We assume that you already have an ASP.NET project to which you want to add a Pivot Viewer. We have to complete 5 basic steps:
  1. Add Pivot Viewer to the project
  2. Localize (of course, if your site is for Runet)
  3. Configure IIS
  4. Learn how to programmatically generate xml data and images in Deep Zoom format
  5. Finish the item with a file (optional, but useful :)

So, step 1, add Pivot to the project

  1. Add to your solution a new project like “Silverlight Application”. He has to find a web application in a solution and offer to “take over” a new project in it

  2. Visual Studio will create the “ClientBin” directory in your web project and place the .xap file there - the compiled and zipped Silverlight project. If you want to change the directory name to something more visual, do not forget to change the project's Silverlight binding on the “Silverlight Applications” tab in the “Property Pages” dialog of the web project.

  3. Two pages (.aspx and .html) with the PivotViewer placed on them should be added to your project. In terms of functionality, they are identical, so we delete the .html version, and use .aspx as the basis: we put the scripts into an external file, add the surrounding content, etc. In the settings of the <object> tag, specify the correct path to the .xap file.

  4. We copy our prototype (.cxml data file and directory with Deep Zoom images) into a web project, for example, to an .xap file.
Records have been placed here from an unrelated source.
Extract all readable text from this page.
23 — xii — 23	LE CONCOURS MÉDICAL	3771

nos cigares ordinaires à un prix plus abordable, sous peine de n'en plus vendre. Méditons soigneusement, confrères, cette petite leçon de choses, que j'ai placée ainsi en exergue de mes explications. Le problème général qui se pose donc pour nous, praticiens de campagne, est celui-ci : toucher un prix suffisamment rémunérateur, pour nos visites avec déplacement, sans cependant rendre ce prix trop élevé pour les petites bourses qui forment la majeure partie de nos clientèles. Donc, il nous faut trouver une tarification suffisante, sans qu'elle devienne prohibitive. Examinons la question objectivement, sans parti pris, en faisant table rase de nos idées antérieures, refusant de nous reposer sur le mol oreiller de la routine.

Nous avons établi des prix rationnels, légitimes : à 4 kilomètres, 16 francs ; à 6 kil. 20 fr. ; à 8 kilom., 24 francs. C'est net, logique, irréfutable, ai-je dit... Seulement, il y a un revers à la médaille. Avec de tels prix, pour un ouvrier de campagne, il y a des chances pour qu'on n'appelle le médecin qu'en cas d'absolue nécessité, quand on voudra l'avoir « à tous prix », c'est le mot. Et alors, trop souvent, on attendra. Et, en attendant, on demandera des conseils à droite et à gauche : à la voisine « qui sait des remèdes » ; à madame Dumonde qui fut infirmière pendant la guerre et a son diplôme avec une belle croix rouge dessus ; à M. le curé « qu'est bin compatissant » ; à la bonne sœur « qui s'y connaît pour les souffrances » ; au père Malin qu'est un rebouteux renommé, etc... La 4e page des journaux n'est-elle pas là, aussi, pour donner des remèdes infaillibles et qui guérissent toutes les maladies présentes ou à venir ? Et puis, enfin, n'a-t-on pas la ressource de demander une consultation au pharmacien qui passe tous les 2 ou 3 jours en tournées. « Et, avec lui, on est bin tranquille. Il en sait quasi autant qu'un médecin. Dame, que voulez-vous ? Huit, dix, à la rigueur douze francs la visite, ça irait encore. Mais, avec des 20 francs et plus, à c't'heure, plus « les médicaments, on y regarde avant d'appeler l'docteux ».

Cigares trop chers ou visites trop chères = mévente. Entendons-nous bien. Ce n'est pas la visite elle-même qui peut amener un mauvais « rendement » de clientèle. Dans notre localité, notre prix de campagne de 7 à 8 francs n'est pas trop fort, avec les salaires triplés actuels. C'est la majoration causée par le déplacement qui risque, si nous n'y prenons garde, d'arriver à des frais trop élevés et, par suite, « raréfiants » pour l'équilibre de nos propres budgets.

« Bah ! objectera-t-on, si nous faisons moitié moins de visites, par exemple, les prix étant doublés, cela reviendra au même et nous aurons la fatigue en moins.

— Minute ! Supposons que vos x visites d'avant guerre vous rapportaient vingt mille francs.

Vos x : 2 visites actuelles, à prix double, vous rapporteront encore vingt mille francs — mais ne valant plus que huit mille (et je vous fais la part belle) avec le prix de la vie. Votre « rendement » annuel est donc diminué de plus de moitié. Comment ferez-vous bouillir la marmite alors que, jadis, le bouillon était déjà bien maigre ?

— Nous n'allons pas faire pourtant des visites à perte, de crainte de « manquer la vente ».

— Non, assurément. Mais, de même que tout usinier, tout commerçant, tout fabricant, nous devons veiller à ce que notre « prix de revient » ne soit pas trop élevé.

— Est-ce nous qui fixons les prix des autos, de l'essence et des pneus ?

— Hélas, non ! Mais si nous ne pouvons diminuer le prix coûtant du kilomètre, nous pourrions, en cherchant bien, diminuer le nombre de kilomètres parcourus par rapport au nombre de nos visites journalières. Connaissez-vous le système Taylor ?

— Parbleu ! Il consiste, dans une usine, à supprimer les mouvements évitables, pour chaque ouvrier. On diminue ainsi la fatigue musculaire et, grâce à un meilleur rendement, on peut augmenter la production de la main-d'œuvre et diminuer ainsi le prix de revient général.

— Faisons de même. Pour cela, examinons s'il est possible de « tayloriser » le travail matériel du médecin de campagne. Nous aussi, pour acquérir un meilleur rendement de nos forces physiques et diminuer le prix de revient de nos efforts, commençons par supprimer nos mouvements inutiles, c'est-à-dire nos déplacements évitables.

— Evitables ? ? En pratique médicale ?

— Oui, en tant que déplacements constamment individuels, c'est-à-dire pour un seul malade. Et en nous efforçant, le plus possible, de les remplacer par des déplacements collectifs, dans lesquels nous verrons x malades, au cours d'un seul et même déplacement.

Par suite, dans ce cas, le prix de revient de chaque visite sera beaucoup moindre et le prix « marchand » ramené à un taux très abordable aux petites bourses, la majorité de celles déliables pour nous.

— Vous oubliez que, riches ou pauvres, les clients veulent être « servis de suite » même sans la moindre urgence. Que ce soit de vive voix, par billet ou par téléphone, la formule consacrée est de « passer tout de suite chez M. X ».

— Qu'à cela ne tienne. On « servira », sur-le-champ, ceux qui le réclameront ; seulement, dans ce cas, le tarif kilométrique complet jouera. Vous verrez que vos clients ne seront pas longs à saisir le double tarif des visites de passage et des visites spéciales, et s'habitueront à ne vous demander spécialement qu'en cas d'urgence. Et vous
Load it into Pivot using the LoadCollection method in the page constructor from the Silverlight project (by default, this is MainPage.xaml)
    public MainPage()
    MainPivotViewer.LoadCollection(collectionUri, String .Empty);

    * This source code was highlighted with Source Code Highlighter .

    where collectionUri is the absolute url to the .cxml data file.

If suddenly something goes wrong - take a look at the example that is located in the folder with Pivot (I have this “C: \ Program Files (x86) \ Microsoft SDKs \ Silverlight \ v4.0 \ PivotViewer \ Jun10 \ Source”). This is a simple site with one page, so it contains almost nothing extra. There are a couple of optional, but useful moments, but more on that later.

Step 2, localization

It's simple. We need to create a file with string resources in the Silverlight project and add the necessary strings with predefined IDs to it. A complete list of all possible rows can be found in the properties of the Resources object. The default values ​​will tell you the purpose of this line. Note that most of the lines are used to form a description of the filters “from ... to ...” or “greater than or equal ...”. If you do not play much with the filters, you may not meet them, but this does not mean that they are not needed.

Now we give our version of the translation to the control:

public MainPage()

* This source code was highlighted with Source Code Highlighter .

Perhaps it is time to show how it all looks in life. Of course, it would be better to screw the Pivot Viewer to some electronics supermarket, but ... “use what's at hand and don’t look for something else”, remember the good old cartoon about Phileas Fogh and his journey? So I dealt with this element in my literally favorite toy - a site with casual games. I will still refer to this example in the further explanations, and you can see my version of the translation on this page.

Step 3, IIS Setup

The easiest step. All we need is to teach IIS to recognize new types of extensions for it. For IIS 7.0 and above, it’s enough to add lines to web.config:
< configuration >
< system.webServer >
< staticContent >
< mimeMap fileExtension =".cxml" mimeType ="text/xml" />
< mimeMap fileExtension =".dzc" mimeType ="text/xml" />
< mimeMap fileExtension =".dzi" mimeType ="text/xml" />
</ staticContent >

* This source code was highlighted with Source Code Highlighter .

In younger versions you will have to register it manually in the IIS settings panel.

Ugh, I see that the text turns out quite a lot and someone can not finish reading to the most interesting - useful moments and problems that you may encounter. So I will try to break this article into two parts, I will try to lay out the second one tomorrow.